Bakarak daha iyi çiziyor. Ama hayalden de çizdiği resimler çok. 

- Suriye’de resim çiziyorlar mıydı?
Evet, ama burada daha iyi oldular. Her gün daha da ileriye gidiyorlar. 

- Elmas kaç yaşından beri resim çiziyor?
5 yaşından beri çiziyor. Resim çizmeyi bize babam öğretti. Kardeşlerime hat öğretti. Annemiz de resim öğretmeni. Babamız da hem hattat hem de Arapça öğretmeniydi Suriye’de.

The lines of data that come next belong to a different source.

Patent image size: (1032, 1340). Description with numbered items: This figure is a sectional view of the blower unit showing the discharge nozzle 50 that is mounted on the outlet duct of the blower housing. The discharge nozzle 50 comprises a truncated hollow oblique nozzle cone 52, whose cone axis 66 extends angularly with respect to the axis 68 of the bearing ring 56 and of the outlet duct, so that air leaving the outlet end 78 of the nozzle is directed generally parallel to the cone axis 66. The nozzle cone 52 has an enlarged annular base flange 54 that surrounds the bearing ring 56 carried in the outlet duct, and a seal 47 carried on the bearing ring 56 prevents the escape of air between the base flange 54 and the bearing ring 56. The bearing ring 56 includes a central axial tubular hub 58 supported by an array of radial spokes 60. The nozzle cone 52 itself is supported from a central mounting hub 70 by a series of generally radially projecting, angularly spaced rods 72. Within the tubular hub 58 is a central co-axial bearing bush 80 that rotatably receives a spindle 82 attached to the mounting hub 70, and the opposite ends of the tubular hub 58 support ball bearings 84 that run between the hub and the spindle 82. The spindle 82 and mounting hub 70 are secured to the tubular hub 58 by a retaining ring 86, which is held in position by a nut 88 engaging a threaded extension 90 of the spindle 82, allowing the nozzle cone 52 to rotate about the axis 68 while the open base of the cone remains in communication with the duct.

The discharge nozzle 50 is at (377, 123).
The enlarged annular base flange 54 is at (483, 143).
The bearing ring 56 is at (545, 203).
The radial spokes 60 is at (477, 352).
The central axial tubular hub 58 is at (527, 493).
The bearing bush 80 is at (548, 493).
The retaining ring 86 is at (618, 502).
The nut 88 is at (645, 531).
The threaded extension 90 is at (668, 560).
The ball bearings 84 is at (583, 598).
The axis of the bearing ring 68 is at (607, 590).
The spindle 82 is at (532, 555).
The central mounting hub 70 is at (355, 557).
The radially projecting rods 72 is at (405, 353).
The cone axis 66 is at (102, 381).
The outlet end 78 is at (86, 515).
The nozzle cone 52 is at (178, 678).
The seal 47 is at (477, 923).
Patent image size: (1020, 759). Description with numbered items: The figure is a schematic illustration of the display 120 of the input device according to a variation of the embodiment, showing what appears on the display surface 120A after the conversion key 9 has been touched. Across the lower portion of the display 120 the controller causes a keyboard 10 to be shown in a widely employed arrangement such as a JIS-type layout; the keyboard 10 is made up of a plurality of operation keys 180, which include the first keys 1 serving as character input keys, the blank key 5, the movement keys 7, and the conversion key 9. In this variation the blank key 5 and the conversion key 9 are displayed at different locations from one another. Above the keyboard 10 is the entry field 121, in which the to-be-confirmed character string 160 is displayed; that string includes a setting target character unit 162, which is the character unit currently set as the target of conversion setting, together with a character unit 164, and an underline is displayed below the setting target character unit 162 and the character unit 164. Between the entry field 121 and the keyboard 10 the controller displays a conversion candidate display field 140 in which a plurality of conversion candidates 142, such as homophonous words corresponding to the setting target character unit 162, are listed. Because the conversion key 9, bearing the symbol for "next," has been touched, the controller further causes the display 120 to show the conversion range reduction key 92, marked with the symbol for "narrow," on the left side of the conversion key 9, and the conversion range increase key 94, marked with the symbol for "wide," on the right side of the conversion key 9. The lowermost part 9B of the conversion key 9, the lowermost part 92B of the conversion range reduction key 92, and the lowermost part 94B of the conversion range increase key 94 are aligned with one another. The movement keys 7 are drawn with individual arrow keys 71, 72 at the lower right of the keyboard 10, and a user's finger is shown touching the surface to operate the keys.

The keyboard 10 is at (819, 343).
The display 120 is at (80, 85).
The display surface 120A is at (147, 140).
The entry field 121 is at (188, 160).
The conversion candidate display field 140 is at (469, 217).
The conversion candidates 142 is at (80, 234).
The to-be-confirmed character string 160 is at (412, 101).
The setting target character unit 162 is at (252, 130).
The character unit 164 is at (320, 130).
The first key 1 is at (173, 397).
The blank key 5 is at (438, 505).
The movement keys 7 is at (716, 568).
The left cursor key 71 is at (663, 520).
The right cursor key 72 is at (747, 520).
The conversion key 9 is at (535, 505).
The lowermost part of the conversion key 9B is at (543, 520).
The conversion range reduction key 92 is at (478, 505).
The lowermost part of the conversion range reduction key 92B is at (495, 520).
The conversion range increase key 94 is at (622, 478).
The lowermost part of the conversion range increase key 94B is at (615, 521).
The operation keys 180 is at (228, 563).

- Türkiye’de hiç kötü bir tavırla karşılaştınız mı? 
Hayır. Herkes bize kardeşimiz gibi davrandı. Komşularımız, patronlarımız, yoldan geçen adamlar herkes bize iyi yaklaşıyor. Ne kadar teşekkür etsek az. Birçok kapı bize Türkiye’de açıldı.

- Evinizi özlüyor musunuz?
Çok özlüyoruz. Ama savaş bitmeyecek gibi. 

- Orada akrabalarınız kaldı mı? 
Akrabalarımız Rakka’da kaldı. Bazen onlarla WhatsApp aracılığıyla haberleşiyoruz. Ama Deyr ez Zor’da hiç kimse yok. Orası tamamen savaş alanı. 6 senedir hem şehirden hem de evimizde hiç haber alamıyoruz. 

- Evinizi özlüyor musunuz?
 Deyr ez Zor’da her şeyimiz vardı. Özlüyoruz tabii ki.

RÖPÖRTAJ: BURCU ÇETİNKAYA BUCAK

FOTOĞRAFLAR: NEDİM ATİLLA

TÜRKİYE GAZETESİ.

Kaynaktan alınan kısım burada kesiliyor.